All’indomani della sconfitta con il Canada allora la colpa di Jannik ha assunto ben altre proporzioni come se la squadra azzurra fosse un’armata Brancaleone come la Grecia, a cui se togliamo Tstsipas resta solo qualche buon seconda categoria.
Ma ribadiamo, il girone di Bologna sembrava benigno e la vittoria del Canada contro gli azzurri era data tanto a poco da tutte, ma proprio tutte, le agenzie di scommesse. Per cui sotto questo profilo, la colpa che poteva essere additata a Sinner va calcolata rispetto al momento in cui ha annunciato il proprio forfait ed è senz’altro lieve.
Per quanto riguarda il punto 2. – incrinare il clima di coesione di squadra – il discorso è probabilmente più complicato. Il fatto che Sinner sia considerato da tutti il miglior tennista italiano in circolazione al momento è opinione condivisa. E storicamente è un fatto che le star delle rispettive Nazionali abbiano sempre goduto di trattamenti di favore. Vi immaginate forse un pacioso Severin Luthi cazziare Federer e Wawrinka quando non si presentavano?
Non stupisce allora che anche per Jannik valgano logiche simili e che la Federazione e il capitano Volandri non abbiano nessun interesse ad entrare in rotta di collisione con la loro star.
Certo è che in Davis, Jannik ancora non ha dimostrato acuti pesanti tali da giustificare tale status.
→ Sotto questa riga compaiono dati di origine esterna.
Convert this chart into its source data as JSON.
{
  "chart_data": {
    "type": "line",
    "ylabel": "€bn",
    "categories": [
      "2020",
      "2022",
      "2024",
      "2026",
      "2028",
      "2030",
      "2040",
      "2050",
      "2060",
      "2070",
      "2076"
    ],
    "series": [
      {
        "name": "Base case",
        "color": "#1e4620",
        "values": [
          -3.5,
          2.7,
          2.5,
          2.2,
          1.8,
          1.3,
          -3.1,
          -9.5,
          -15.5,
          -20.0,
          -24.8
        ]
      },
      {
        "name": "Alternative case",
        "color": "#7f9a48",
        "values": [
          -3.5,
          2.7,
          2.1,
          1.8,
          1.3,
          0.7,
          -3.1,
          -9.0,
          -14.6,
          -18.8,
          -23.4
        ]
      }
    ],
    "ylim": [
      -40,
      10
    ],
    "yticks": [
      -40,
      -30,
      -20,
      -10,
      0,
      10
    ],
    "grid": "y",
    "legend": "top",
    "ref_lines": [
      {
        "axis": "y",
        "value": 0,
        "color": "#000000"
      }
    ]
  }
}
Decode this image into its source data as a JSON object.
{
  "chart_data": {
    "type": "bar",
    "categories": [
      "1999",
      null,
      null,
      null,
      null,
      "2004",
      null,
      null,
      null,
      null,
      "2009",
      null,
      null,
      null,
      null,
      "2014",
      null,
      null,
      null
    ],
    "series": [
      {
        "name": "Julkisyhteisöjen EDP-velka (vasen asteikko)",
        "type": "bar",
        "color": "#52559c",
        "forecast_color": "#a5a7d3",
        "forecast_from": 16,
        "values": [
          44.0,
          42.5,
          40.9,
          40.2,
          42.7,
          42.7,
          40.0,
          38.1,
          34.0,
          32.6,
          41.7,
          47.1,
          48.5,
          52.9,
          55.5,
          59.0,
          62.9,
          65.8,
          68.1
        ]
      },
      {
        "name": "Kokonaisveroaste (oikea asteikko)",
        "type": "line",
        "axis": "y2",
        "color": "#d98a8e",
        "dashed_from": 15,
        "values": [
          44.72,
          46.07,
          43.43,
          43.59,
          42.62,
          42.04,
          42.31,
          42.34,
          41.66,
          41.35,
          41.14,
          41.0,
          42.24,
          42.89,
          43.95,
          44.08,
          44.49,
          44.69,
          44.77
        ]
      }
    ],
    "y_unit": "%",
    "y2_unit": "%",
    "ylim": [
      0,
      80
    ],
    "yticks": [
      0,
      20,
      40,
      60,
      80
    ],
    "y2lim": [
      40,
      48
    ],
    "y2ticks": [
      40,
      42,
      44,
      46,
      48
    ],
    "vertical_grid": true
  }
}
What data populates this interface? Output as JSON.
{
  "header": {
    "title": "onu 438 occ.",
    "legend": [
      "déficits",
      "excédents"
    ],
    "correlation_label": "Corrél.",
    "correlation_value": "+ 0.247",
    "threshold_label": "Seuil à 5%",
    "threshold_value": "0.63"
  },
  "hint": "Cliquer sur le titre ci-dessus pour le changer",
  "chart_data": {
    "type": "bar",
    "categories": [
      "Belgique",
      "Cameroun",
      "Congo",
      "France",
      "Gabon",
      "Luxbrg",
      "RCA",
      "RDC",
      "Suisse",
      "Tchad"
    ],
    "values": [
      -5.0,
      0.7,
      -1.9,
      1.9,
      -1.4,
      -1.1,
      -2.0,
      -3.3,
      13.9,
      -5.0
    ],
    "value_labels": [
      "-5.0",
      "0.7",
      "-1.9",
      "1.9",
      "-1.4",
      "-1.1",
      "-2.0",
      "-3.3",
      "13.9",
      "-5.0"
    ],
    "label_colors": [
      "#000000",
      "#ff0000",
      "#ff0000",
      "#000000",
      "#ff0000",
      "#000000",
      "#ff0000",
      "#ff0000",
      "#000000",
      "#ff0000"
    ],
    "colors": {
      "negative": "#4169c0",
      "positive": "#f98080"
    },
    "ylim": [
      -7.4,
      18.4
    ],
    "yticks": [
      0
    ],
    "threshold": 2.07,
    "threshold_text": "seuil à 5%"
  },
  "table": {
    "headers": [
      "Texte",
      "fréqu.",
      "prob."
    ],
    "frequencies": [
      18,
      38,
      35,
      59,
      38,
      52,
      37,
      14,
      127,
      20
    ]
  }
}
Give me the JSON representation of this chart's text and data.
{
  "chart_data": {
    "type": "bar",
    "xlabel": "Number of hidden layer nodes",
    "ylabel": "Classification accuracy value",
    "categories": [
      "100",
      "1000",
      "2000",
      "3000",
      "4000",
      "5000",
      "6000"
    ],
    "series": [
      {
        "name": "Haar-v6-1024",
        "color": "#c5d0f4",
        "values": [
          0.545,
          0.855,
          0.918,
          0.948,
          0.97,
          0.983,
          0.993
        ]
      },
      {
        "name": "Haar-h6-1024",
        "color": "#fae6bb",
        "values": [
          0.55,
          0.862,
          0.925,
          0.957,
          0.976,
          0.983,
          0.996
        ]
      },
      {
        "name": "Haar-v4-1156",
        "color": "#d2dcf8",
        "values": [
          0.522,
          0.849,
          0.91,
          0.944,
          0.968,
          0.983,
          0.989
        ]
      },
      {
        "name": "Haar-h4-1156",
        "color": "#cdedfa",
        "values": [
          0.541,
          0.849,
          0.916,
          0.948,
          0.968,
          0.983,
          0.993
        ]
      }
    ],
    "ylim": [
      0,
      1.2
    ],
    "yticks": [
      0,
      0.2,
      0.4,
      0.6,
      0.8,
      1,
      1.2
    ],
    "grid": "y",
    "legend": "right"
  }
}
Sinner ha vinto 6 dei 7 match giocati finora in Davis con la nuova formula, ma il match più difficile è stato contro Marin Cilic, un buon giocatore, ma che nel 2021 non era certo il temibile top ten del 2017 e del 2018.
Insomma, a Jannik è stato fin qui concesso credito illimitato, che però a questo punto dovrà per forza ripagare a Malaga. In un’ipotetica semifinale contro Djokovic, Sinner dovrà dimostrare di meritare i galloni di leader, altrimenti poi sarà difficile tenere a bada i legittimi mugugni degli altri ragazzi che invece a Malaga la squadra ce l’hanno portata e che magari finiranno con l’essere esclusi dal team. Intendiamoci, non è che pretendiamo una vittoria su Nole, ma almeno una partita maiuscola, quello sì. Pertanto, sotto questo secondo punto, il giudizio è sospeso.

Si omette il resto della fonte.